Impact: DO instance couldn't keep up, rate limiting became ineffective, origin overwhelmed.
Fix:
// Sharded Durable Objects for hot keys
function getRateLimitDOId(
env: Env,
identifier: string,
shardCount: number = 64
): DurableObjectId {
// Consistent hashing to shard across multiple DOs
const hash = await crypto.subtle.digest(
'SHA-256',
new TextEncoder().encode(identifier)
);
const hashArray = new Uint8Array(hash);
const shardIndex = hashArray[0] % shardCount;
// Each shard handles 1/64th of the load
return env.RATE_LIMIT_DO.idFromName(`${identifier}:shard:${shardIndex}`);
}
// Aggregate counts across shards
async function checkRateLimitSharded(
env: Env,
identifier: string,
limit: number
): Promise<boolean> {
const shardCount = 64;
const perShardLimit = Math.ceil(limit / shardCount);
// Only check local shard for this request
// Allows some over-limit (up to shardCount-1 extra) but avoids hot spot
const id = getRateLimitDOId(env, identifier, shardCount);
const stub = env.RATE_LIMIT_DO.get(id);
const response = await stub.fetch('http://internal/check', {
method: 'POST',
body: JSON.stringify({ limit: perShardLimit })
});
return (await response.json()).allowed;
}
Incident 3: Cold Start Cascade
Scenario: Deploy pushed new worker code, evicted all V8 isolates. Next minute saw P99 latency spike from 50ms to 800ms.
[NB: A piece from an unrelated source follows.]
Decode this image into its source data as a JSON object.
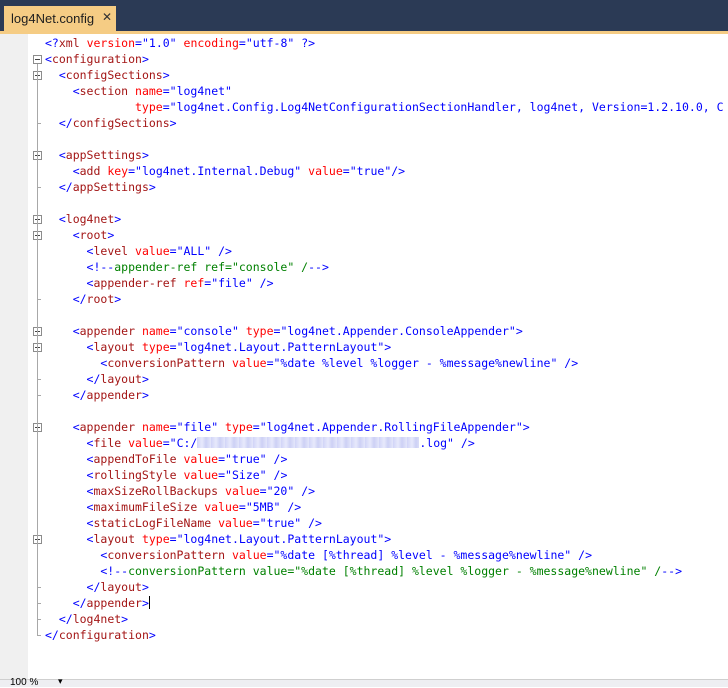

Impact: 15% of requests experienced cold start simultaneously, SLA breach.
Fix:
// Pre-warming strategy
// Deploy to canary PoPs first, let them warm up
// Then deploy to remaining PoPs in waves
// Also: minimize cold start work
// Before (bad):
const heavyDependency = await import('heavy-lib');
const config = JSON.parse(await fetch('/config').then(r => r.text()));
// After (good):
let heavyDependency: typeof import('heavy-lib') | null = null;
let config: Config | null = null;
async function getHeavyDep() {
if (!heavyDependency) {
heavyDependency = await import('heavy-lib');
}
return heavyDependency;
}
async function getConfig(env: Env): Promise<Config> {
if (!config) {
// KV read is faster than origin fetch during cold start
config = await env.CONFIG_KV.get('config', 'json');
}
return config!;
}
// Handler doesn't pay cold start cost until deps actually needed
export default {
async fetch(request: Request, env: Env): Promise<Response> {
const url = new URL(request.url);
// Simple paths don't need heavy deps
if (url.pathname === '/health') {
return new Response('ok');
}
// Only load when actually needed
const config = await getConfig(env);
// ...
}
};
Tradeoffs & Engineering Decisions
Edge vs Origin Compute
| Factor | Edge Compute | Origin Compute |
|---|---|---|
| Latency | 5-50ms | 100-500ms |
| CPU Time Limit | 10-50ms typical | Unlimited |
| Memory Limit | 128MB typical | GB+ |
| State Access | KV (eventually consistent), DO (consistent but limited) | Full database |
| Debugging | Limited (logs only) | Full debugging |
| Cost | Per-request + CPU time | Per-instance |
| Cold Start | 5-50ms | N/A (warm instances) |
| Use Cases | Auth, routing, personalization, caching | Complex business logic, transactions |
Decision Framework:
┌─────────────────────────┐
│ Request arrives │
└───────────┬─────────────┘
│
┌───────────▼─────────────┐
│ Can edge handle alone? │
│ - Static asset? │
│ - Cached response? │
│ - Simple transform? │
└───────────┬─────────────┘
Yes / No
┌──────────┴──────────┐
▼ ▼
┌───────────────┐ ┌───────────────┐
│ Edge handles │ │ Needs state? │
│ ~10ms │ └───────┬───────┘
└───────────────┘ Yes / No
┌────────┴────────┐
▼ ▼
┌───────────────┐ ┌───────────────┐
│ Edge KV/DO │ │ Simple origin │
│ sufficient? │ │ call? │
└───────┬───────┘ └───────┬───────┘
Yes / No Yes / No
┌──────┴──────┐ ┌──────┴──────┐
▼ ▼ ▼ ▼
┌───────────┐ ┌───────────┐ ┌───────────┐
│Edge + KV/ │ │Edge proxy │ │ Origin │
│DO ~20ms │ │ to origin │ │ compute │
└───────────┘ │ ~100ms │ └───────────┘
└───────────┘
Consistency vs Latency
Eventually Consistent (Edge KV):
- Feature flags: OK (minutes of staleness acceptable)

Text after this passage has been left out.